Peer review/Experimental study/Cells
A brain tumour comprises numerous different kinds of cancer cells with a variety of characteristics, partly resembling cell types found in a healthy brain. Previously, it has been difficult to study how this diversity arises. However, its origin has a crucial bearing on which strategy can be used for drug development. If the cancer cells are hierarchically organised, a good approach to reducing the tumour is to attack the cells at the top of the hierarchy. If, on the other hand, the cell types are more flexibly organised, other treatment strategies are needed.
“To understand how the various cell types are organised, we had to develop a method of tracking individual cells and their offspring over time. We also needed a procedure for quantitatively evaluating the results, and that’s why the interdisciplinary collaboration emerged,” says Professor Sven Nelander.

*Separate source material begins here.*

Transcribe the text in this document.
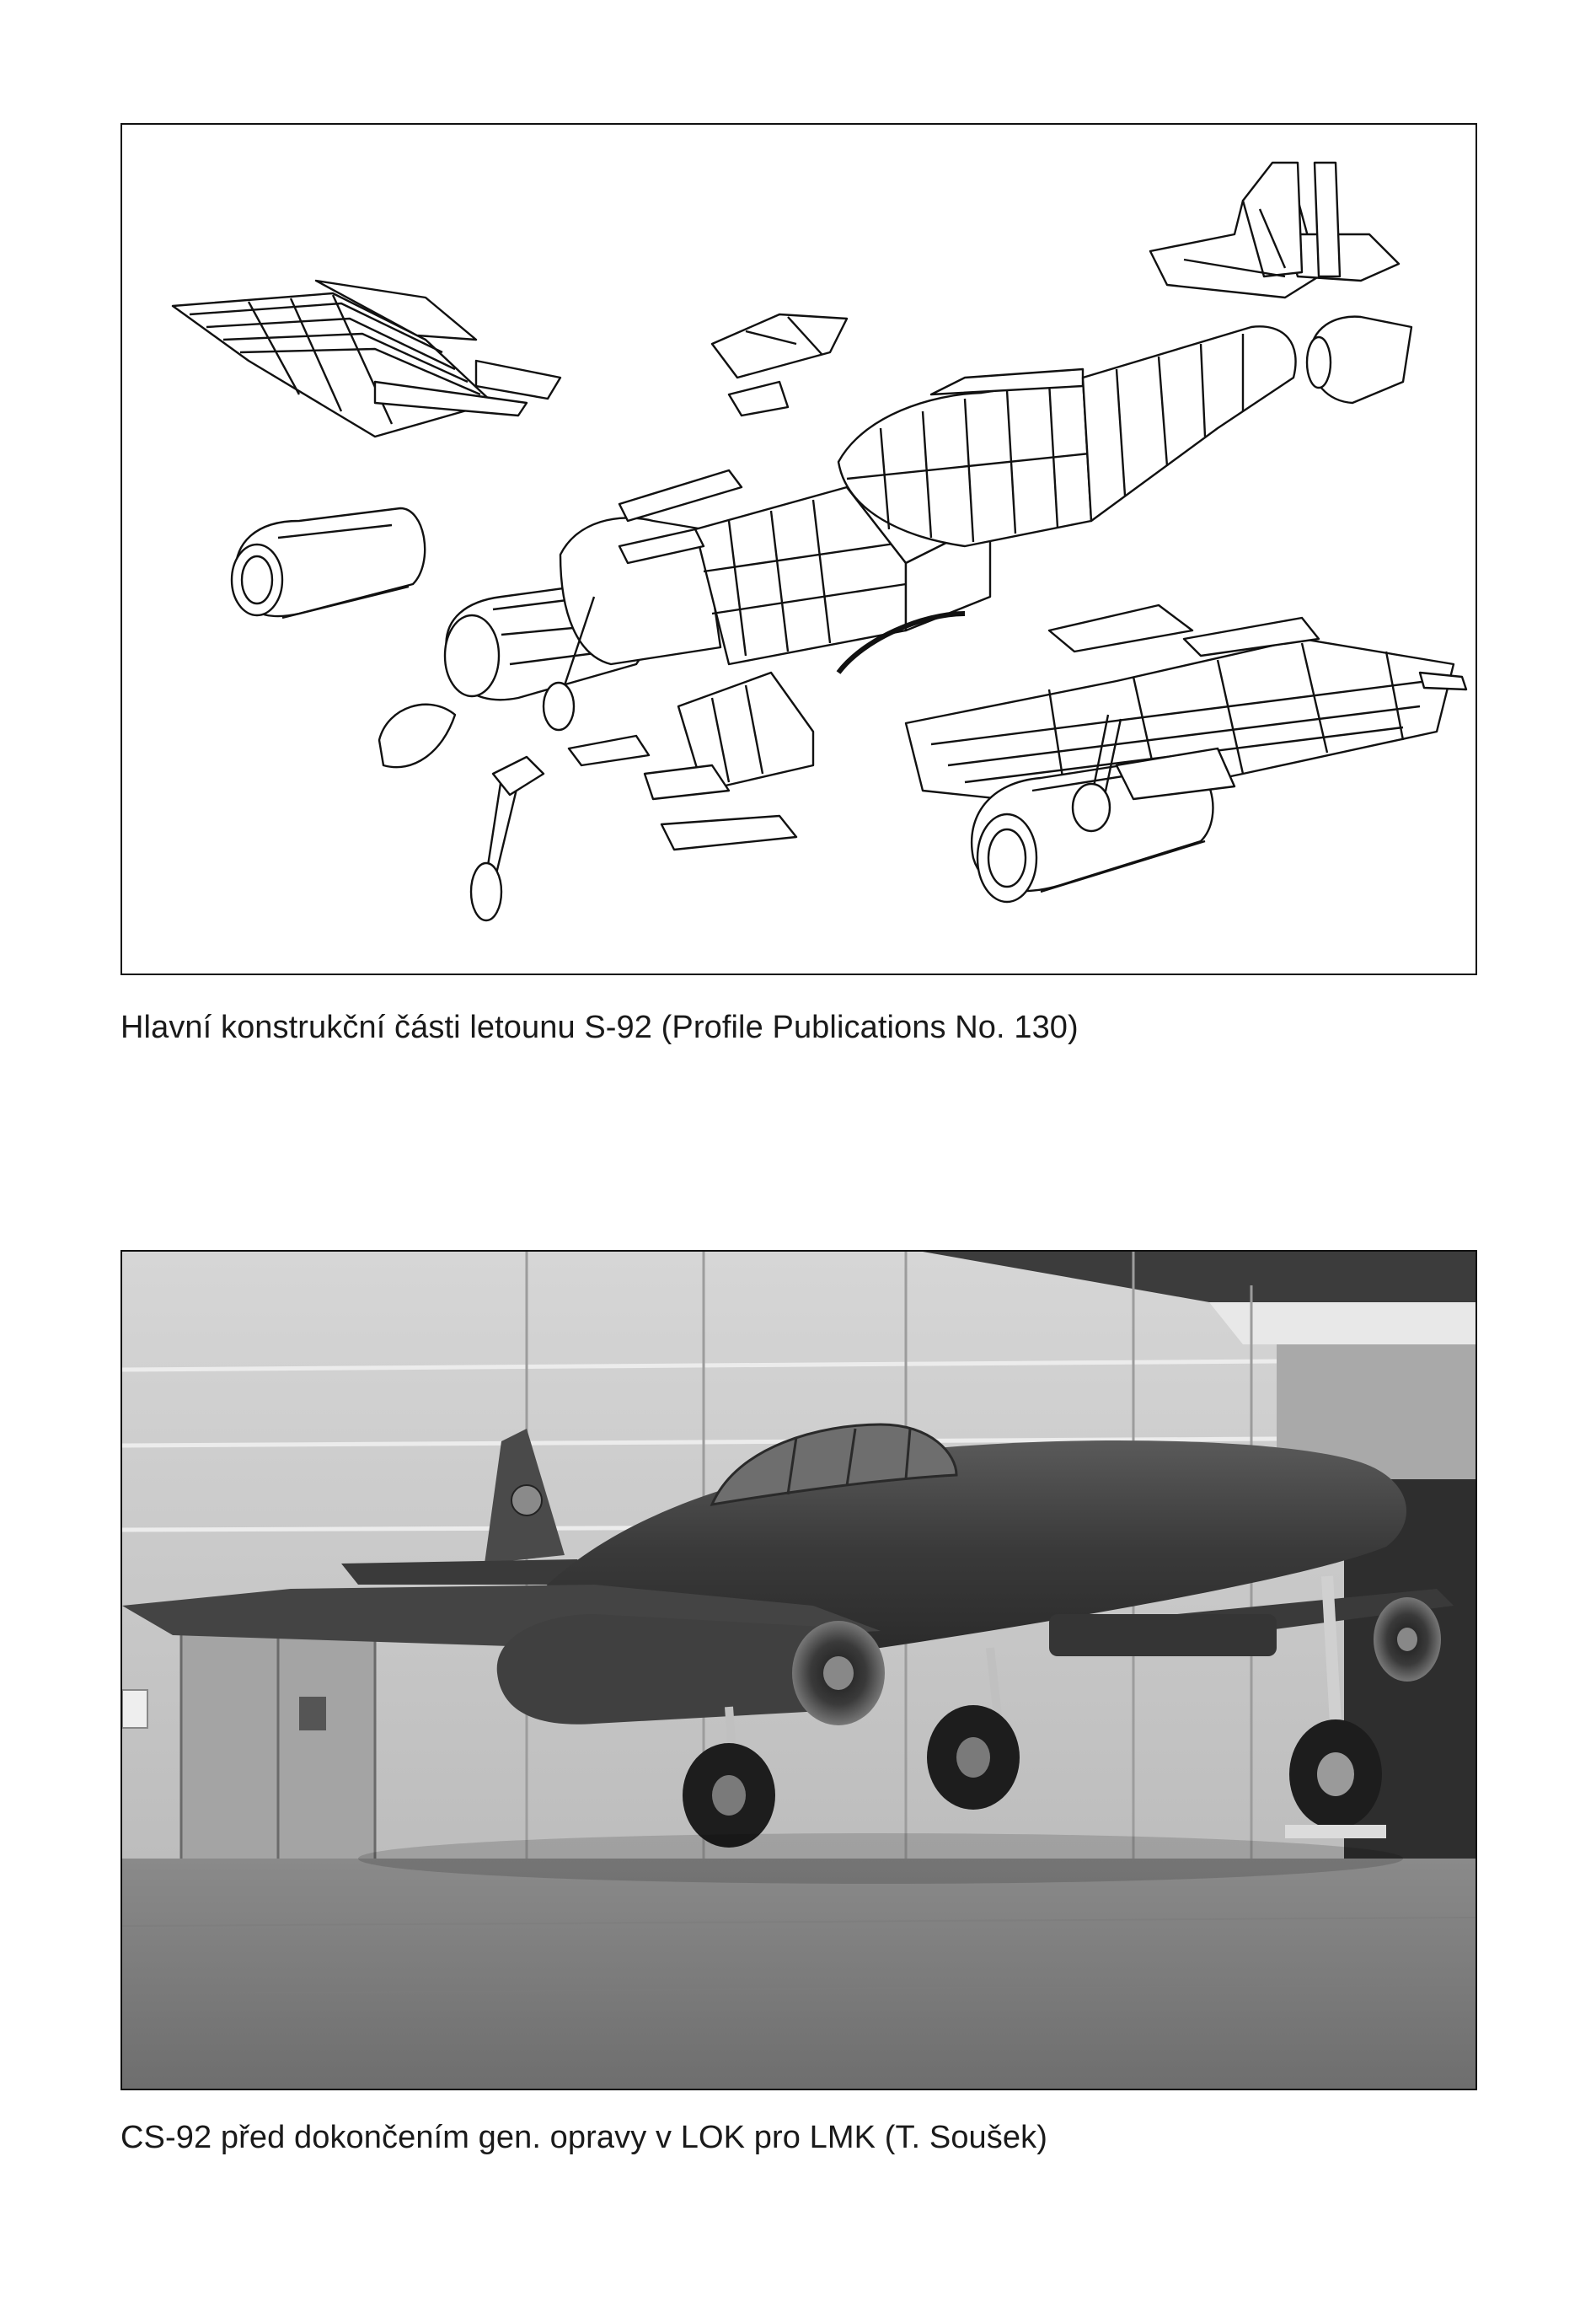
Hlavní konstrukční části letounu S-92 (Profile Publications No. 130)
CS-92 před dokončením gen. opravy v LOK pro LMK (T. Soušek)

The new method was developed in collaboration with Chalmers University of Technology. The scientists combined profiling of individual cells, using a “barcoding” technique with mathematical modelling and computer simulations. By applying the method to cancer cells from three patients with brain tumours, the researchers showed that the organisation appears to be hierarchical, but with some degree of flexibility. There are also clear patient-specific features. They also demonstrated that cell organisation itself is influenced by the drug treatment.
“The active substance temozolomide, which is the standard chemotherapy treatment for brain tumours, seems to steer the cells against a more invasive cell type. According to our model, temozolomide combined with a drug aimed specifically against that cell type should be an effective way of attacking the tumour,” says Ida Larsson, PhD, one of the main authors of the study.
“We think this method has great potential. Besides assisting the development of therapies against brain tumours, our method can be used on other types of cancer where, at present, no effective treatment methods exist.”